Winter arrived earlier than usual this fall. Frozen ground and snow in November raised questions about manure application. This year’s late harvest has also added complications as livestock producers need to haul manure to fields. The Coalition to Support Iowa’s Farmers interprets rules and regulations for Iowa livestock producers. What is CSIF advising farmers about applying manure this fall and winter?
“We advise them to contact the local Iowa Department of Natural Resources field office,” says Brian Waddingham, executive director of CSIF. “Ask DNR if your manure management plan mandates that you need to incorporate the manure. Of course, it will be hard to do that if the ground is frozen.”
Some producers hire manure management plan providers, consultants who help develop a plan to submit to DNR for approval. “In addition to contacting DNR with your questions, work with your manure plan provider,” Waddingham says. “Many plans specify that the producer has to incorporate or inject manure. If that’s written in your DNR approved plan, you can’t spread manure on the field surface.”
Follow legal requirements
Iowa’s restrictions on application to frozen or snow-covered ground are in effect for confinement livestock operations with more than 500 animal units. Iowa law prohibits liquid manure application from these larger operations between Dec. 21 and April 1 if the ground is snow-covered, unless manure can be properly injected or incorporated, or if an emergency exemption is granted. Snow-covered ground is defined as soil having 1 inch or more snow cover or a half-inch or more of ice cover.
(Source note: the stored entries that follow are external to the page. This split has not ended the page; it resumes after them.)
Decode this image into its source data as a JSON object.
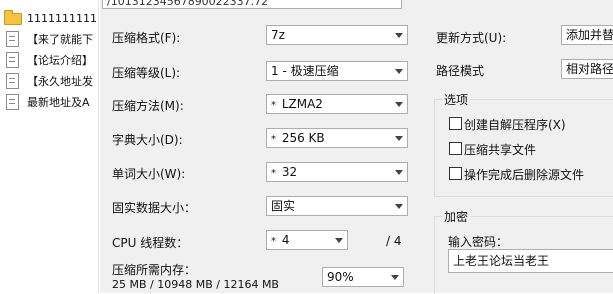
{
  "explorer": {
    "items": [
      {
        "label": "1111111111",
        "icon": "folder-icon"
      },
      {
        "label": "【来了就能下",
        "icon": "document-icon"
      },
      {
        "label": "【论坛介绍】",
        "icon": "document-icon"
      },
      {
        "label": "【永久地址发",
        "icon": "document-icon"
      },
      {
        "label": "最新地址及A",
        "icon": "document-icon"
      }
    ]
  },
  "dialog": {
    "archive_path": "/10131234567890022337.72",
    "compression_format": {
      "label": "压缩格式(F):",
      "value": "7z"
    },
    "compression_level": {
      "label": "压缩等级(L):",
      "value": "1 - 极速压缩"
    },
    "compression_method": {
      "label": "压缩方法(M):",
      "value": "LZMA2"
    },
    "dictionary_size": {
      "label": "字典大小(D):",
      "value": "256 KB"
    },
    "word_size": {
      "label": "单词大小(W):",
      "value": "32"
    },
    "solid_block_size": {
      "label": "固实数据大小：",
      "value": "固实"
    },
    "cpu_threads": {
      "label": "CPU 线程数：",
      "value": "4",
      "max": "/ 4"
    },
    "memory": {
      "label": "压缩所需内存：",
      "detail": "25 MB / 10948 MB / 12164 MB",
      "percent": "90%"
    },
    "update_mode": {
      "label": "更新方式(U):",
      "value": "添加并替"
    },
    "path_mode": {
      "label": "路径模式",
      "value": "相对路径"
    },
    "options": {
      "title": "选项",
      "items": [
        {
          "label": "创建自解压程序(X)",
          "checked": false
        },
        {
          "label": "压缩共享文件",
          "checked": false
        },
        {
          "label": "操作完成后删除源文件",
          "checked": false
        }
      ]
    },
    "encryption": {
      "title": "加密",
      "password_label": "输入密码：",
      "password_value": "上老王论坛当老王"
    },
    "star_glyph": "*"
  }
}
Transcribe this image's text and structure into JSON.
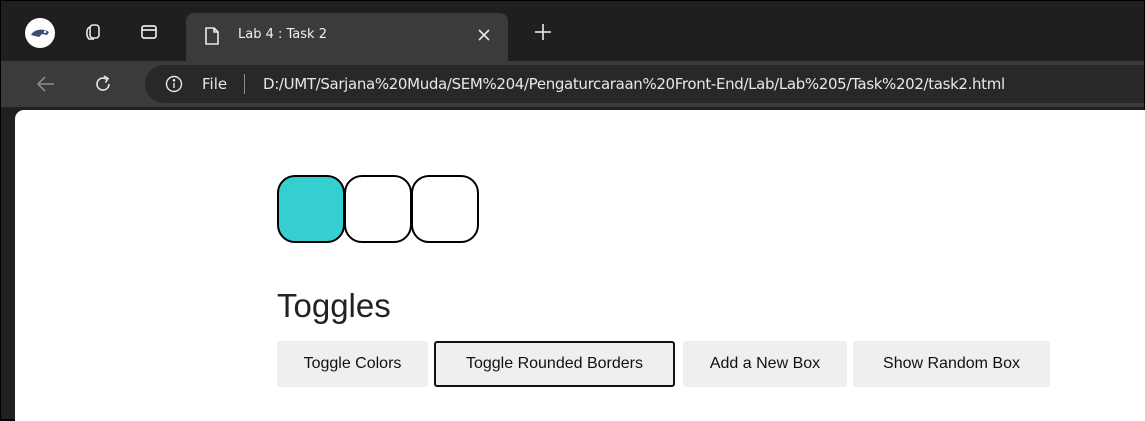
{
  "browser": {
    "tab": {
      "title": "Lab 4 : Task 2"
    },
    "address": {
      "scheme_label": "File",
      "url": "D:/UMT/Sarjana%20Muda/SEM%204/Pengaturcaraan%20Front-End/Lab/Lab%205/Task%202/task2.html"
    }
  },
  "page": {
    "boxes": [
      {
        "filled": true,
        "color": "#36cfd1"
      },
      {
        "filled": false
      },
      {
        "filled": false
      }
    ],
    "heading": "Toggles",
    "buttons": [
      {
        "label": "Toggle Colors"
      },
      {
        "label": "Toggle Rounded Borders",
        "focused": true
      },
      {
        "label": "Add a New Box"
      },
      {
        "label": "Show Random Box"
      }
    ]
  },
  "colors": {
    "box_fill": "#36cfd1",
    "chrome_dark": "#1f1f1f",
    "toolbar": "#3b3b3b"
  }
}
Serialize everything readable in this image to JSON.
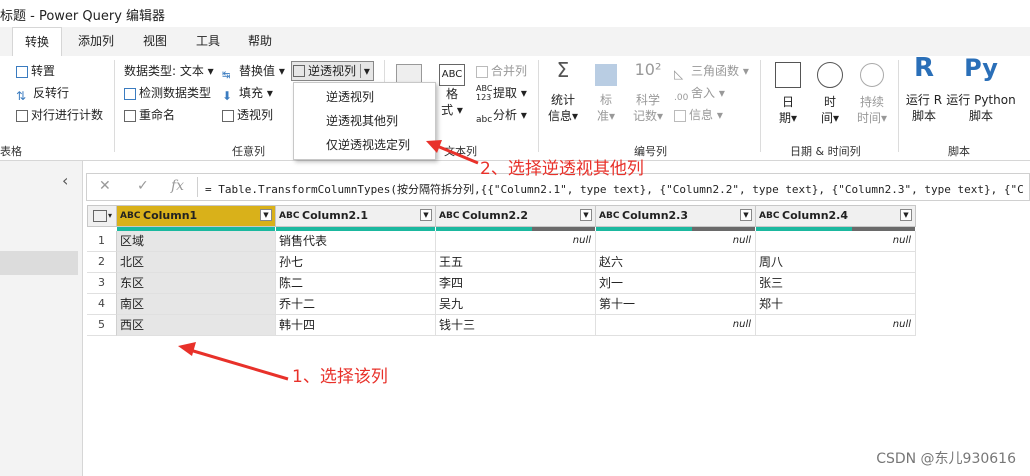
{
  "window": {
    "title": "标题 - Power Query 编辑器"
  },
  "tabs": [
    "转换",
    "添加列",
    "视图",
    "工具",
    "帮助"
  ],
  "ribbon": {
    "table_group": {
      "transpose": "转置",
      "reverse_rows": "反转行",
      "count_rows": "对行进行计数",
      "label": "表格"
    },
    "any_column_group": {
      "data_type": "数据类型: 文本",
      "detect_type": "检测数据类型",
      "rename": "重命名",
      "replace_values": "替换值",
      "fill": "填充",
      "pivot": "透视列",
      "unpivot": "逆透视列",
      "label": "任意列"
    },
    "text_column_group": {
      "merge_columns": "合并列",
      "extract": "提取",
      "parse": "分析",
      "format": "格",
      "format2": "式",
      "label": "文本列"
    },
    "number_column_group": {
      "statistics": "统计",
      "statistics2": "信息",
      "standard": "标",
      "standard2": "准",
      "scientific": "科学",
      "scientific2": "记数",
      "trig": "三角函数",
      "rounding": "舍入",
      "information": "信息",
      "label": "编号列"
    },
    "datetime_group": {
      "date": "日",
      "date2": "期",
      "time": "时",
      "time2": "间",
      "duration": "持续",
      "duration2": "时间",
      "label": "日期 & 时间列"
    },
    "script_group": {
      "run_r": "运行 R",
      "run_r2": "脚本",
      "run_py": "运行 Python",
      "run_py2": "脚本",
      "label": "脚本"
    }
  },
  "unpivot_menu": [
    "逆透视列",
    "逆透视其他列",
    "仅逆透视选定列"
  ],
  "formula_bar": {
    "text": "= Table.TransformColumnTypes(按分隔符拆分列,{{\"Column2.1\", type text}, {\"Column2.2\", type text}, {\"Column2.3\", type text}, {\"C"
  },
  "table": {
    "columns": [
      {
        "name": "Column1",
        "type": "ABC"
      },
      {
        "name": "Column2.1",
        "type": "ABC"
      },
      {
        "name": "Column2.2",
        "type": "ABC"
      },
      {
        "name": "Column2.3",
        "type": "ABC"
      },
      {
        "name": "Column2.4",
        "type": "ABC"
      }
    ],
    "rows": [
      [
        "1",
        "区域",
        "销售代表",
        "null",
        "null",
        "null"
      ],
      [
        "2",
        "北区",
        "孙七",
        "王五",
        "赵六",
        "周八"
      ],
      [
        "3",
        "东区",
        "陈二",
        "李四",
        "刘一",
        "张三"
      ],
      [
        "4",
        "南区",
        "乔十二",
        "吴九",
        "第十一",
        "郑十"
      ],
      [
        "5",
        "西区",
        "韩十四",
        "钱十三",
        "null",
        "null"
      ]
    ]
  },
  "annotations": {
    "step1": "1、选择该列",
    "step2": "2、选择逆透视其他列"
  },
  "watermark": "CSDN @东儿930616",
  "colors": {
    "selected_header": "#d9b11a",
    "annotation": "#e8312a",
    "quality_green": "#1bb89f"
  }
}
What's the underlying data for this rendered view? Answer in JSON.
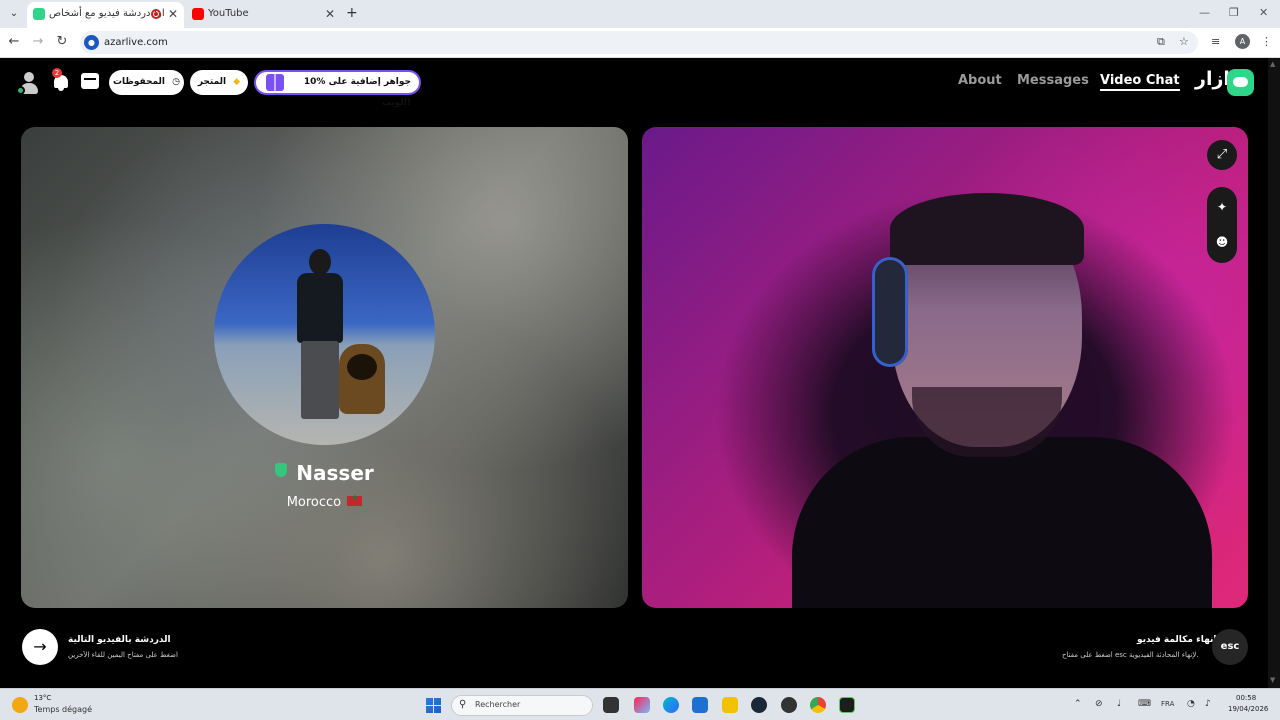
{
  "browser": {
    "tabs": [
      {
        "title": "أزار: دردشة فيديو مع أشخاص",
        "favicon_color": "#2fd68a",
        "recording": true,
        "active": true
      },
      {
        "title": "YouTube",
        "favicon_color": "#ff0000",
        "active": false
      }
    ],
    "url": "azarlive.com",
    "profile_initial": "A"
  },
  "app": {
    "nav": {
      "about": "About",
      "messages": "Messages",
      "video_chat": "Video Chat",
      "logo_text": "ازار"
    },
    "notification_count": "2",
    "saved_label": "المحفوظات",
    "shop_label": "المتجر",
    "promo_label": "10% جواهر إضافية على الويب!"
  },
  "peer": {
    "name": "Nasser",
    "country": "Morocco",
    "verified": true
  },
  "hints": {
    "next_title": "الدردشة بالفيديو التالية",
    "next_sub": "اضغط على مفتاح اليمين للقاء الآخرين",
    "end_title": "إنهاء مكالمة فيديو",
    "end_sub": "اضغط على مفتاح esc لإنهاء المحادثة الفيديوية.",
    "esc_label": "esc"
  },
  "taskbar": {
    "temperature": "13°C",
    "weather": "Temps dégagé",
    "search_placeholder": "Rechercher",
    "language": "FRA",
    "time": "00:58",
    "date": "19/04/2026"
  },
  "colors": {
    "brand": "#2fd68a",
    "promo_border": "#7a4ff5",
    "notification_badge": "#e53935"
  }
}
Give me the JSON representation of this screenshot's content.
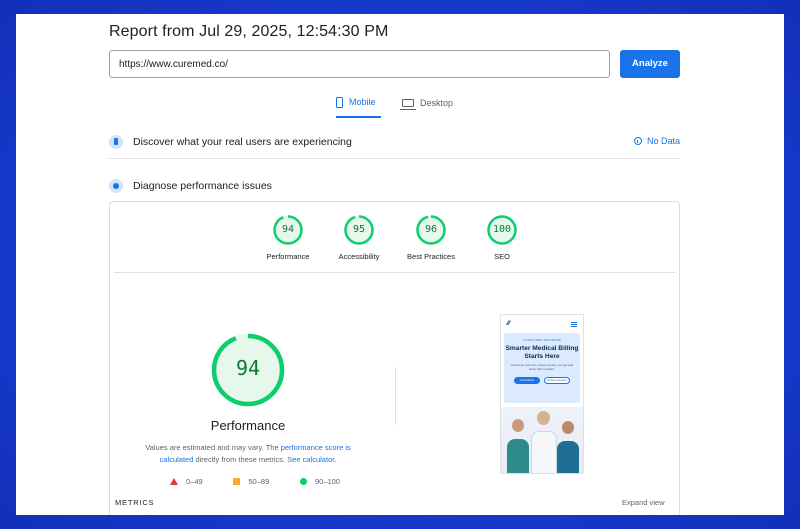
{
  "report": {
    "title": "Report from Jul 29, 2025, 12:54:30 PM"
  },
  "url_input": {
    "value": "https://www.curemed.co/"
  },
  "analyze_button": {
    "label": "Analyze"
  },
  "tabs": [
    {
      "label": "Mobile",
      "icon": "phone-icon",
      "active": true
    },
    {
      "label": "Desktop",
      "icon": "laptop-icon",
      "active": false
    }
  ],
  "sections": {
    "real_users": {
      "title": "Discover what your real users are experiencing",
      "status": "No Data"
    },
    "diagnose": {
      "title": "Diagnose performance issues"
    }
  },
  "scores": [
    {
      "label": "Performance",
      "value": "94",
      "fraction": 0.94
    },
    {
      "label": "Accessibility",
      "value": "95",
      "fraction": 0.95
    },
    {
      "label": "Best Practices",
      "value": "96",
      "fraction": 0.96
    },
    {
      "label": "SEO",
      "value": "100",
      "fraction": 1.0
    }
  ],
  "main_score": {
    "value": "94",
    "fraction": 0.94,
    "label": "Performance"
  },
  "note": {
    "part1": "Values are estimated and may vary. The ",
    "link1": "performance score is calculated",
    "part2": " directly from these metrics. ",
    "link2": "See calculator",
    "part3": "."
  },
  "legend": [
    {
      "range": "0–49",
      "shape": "triangle",
      "color": "#e53935"
    },
    {
      "range": "50–89",
      "shape": "square",
      "color": "#ffa726"
    },
    {
      "range": "90–100",
      "shape": "circle",
      "color": "#0cce6b"
    }
  ],
  "metrics": {
    "label": "METRICS",
    "expand": "Expand view"
  },
  "preview": {
    "kicker": "CLINIC-FIRST SOLUTIONS",
    "headline": "Smarter Medical Billing Starts Here",
    "subtext": "Accelerate cash flow, reduce denials, and get paid faster with CureMed.",
    "button_primary": "Get Started",
    "button_secondary": "Explore Services"
  },
  "colors": {
    "accent": "#1a73e8",
    "pass": "#0cce6b",
    "pass_text": "#0c7a2e"
  }
}
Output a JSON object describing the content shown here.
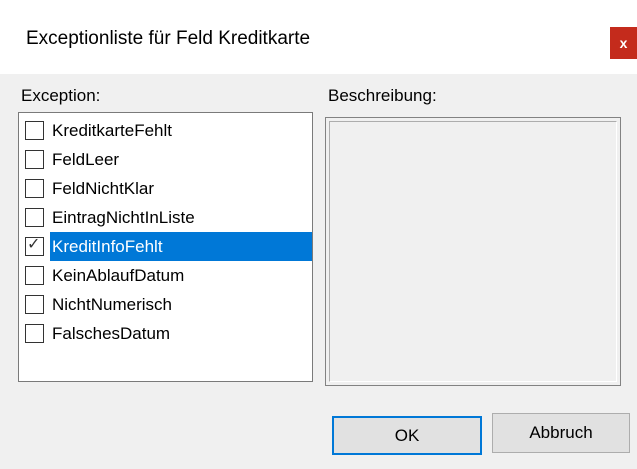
{
  "window": {
    "title": "Exceptionliste für Feld Kreditkarte",
    "close_label": "x"
  },
  "labels": {
    "exception": "Exception:",
    "description": "Beschreibung:"
  },
  "exceptions": [
    {
      "label": "KreditkarteFehlt",
      "checked": false,
      "selected": false
    },
    {
      "label": "FeldLeer",
      "checked": false,
      "selected": false
    },
    {
      "label": "FeldNichtKlar",
      "checked": false,
      "selected": false
    },
    {
      "label": "EintragNichtInListe",
      "checked": false,
      "selected": false
    },
    {
      "label": "KreditInfoFehlt",
      "checked": true,
      "selected": true
    },
    {
      "label": "KeinAblaufDatum",
      "checked": false,
      "selected": false
    },
    {
      "label": "NichtNumerisch",
      "checked": false,
      "selected": false
    },
    {
      "label": "FalschesDatum",
      "checked": false,
      "selected": false
    }
  ],
  "buttons": {
    "ok": "OK",
    "cancel": "Abbruch"
  },
  "colors": {
    "selection": "#0078d7",
    "close_button": "#c42b1c"
  }
}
Once the calendar reaches Feb. 1, confinement producers with 500 or more animal units are limited to emergencies only for applying liquid manure on frozen ground, unless manure is injected or incorporated. Emergency applications must first be approved by DNR.
Smaller operations can apply
If you have a confinement livestock operation under 500 animal units you can apply manure — either liquid manure or dry bedded manure — during winter even if the ground is snow-covered.
“If producers don’t have a manure management plan because they aren’t a large enough operation to require it, they can apply manure in winter. But we remind them that if the snow is going to melt, be sure to apply manure according to the rules and stay off the hills,” Waddingham says. Again, it’s best to contact your local DNR office. They can look at your farm using digital aerial photos and advise how to proceed, and can check your approved plan to verify what is required.”
“This fall Iowa has had unusual circumstances with the late harvest and wet fields,” Waddingham says. “Check with your manure plan provider first to be sure you know what your plan requires. Then call DNR and see how they can help.”
If you have 500 animal units or more in your livestock facility, you must have a plan. Different species of livestock equate to different numbers of animal units. For cattle, one animal unit equals one steer or heifer. For hogs, it’s 0.4 animal unit for each hog, so 1,250 head of hogs will trigger the need to have a DNR-approved plan. Pay attention to what your plan requires and know the details — what you can and can’t do regarding winter application.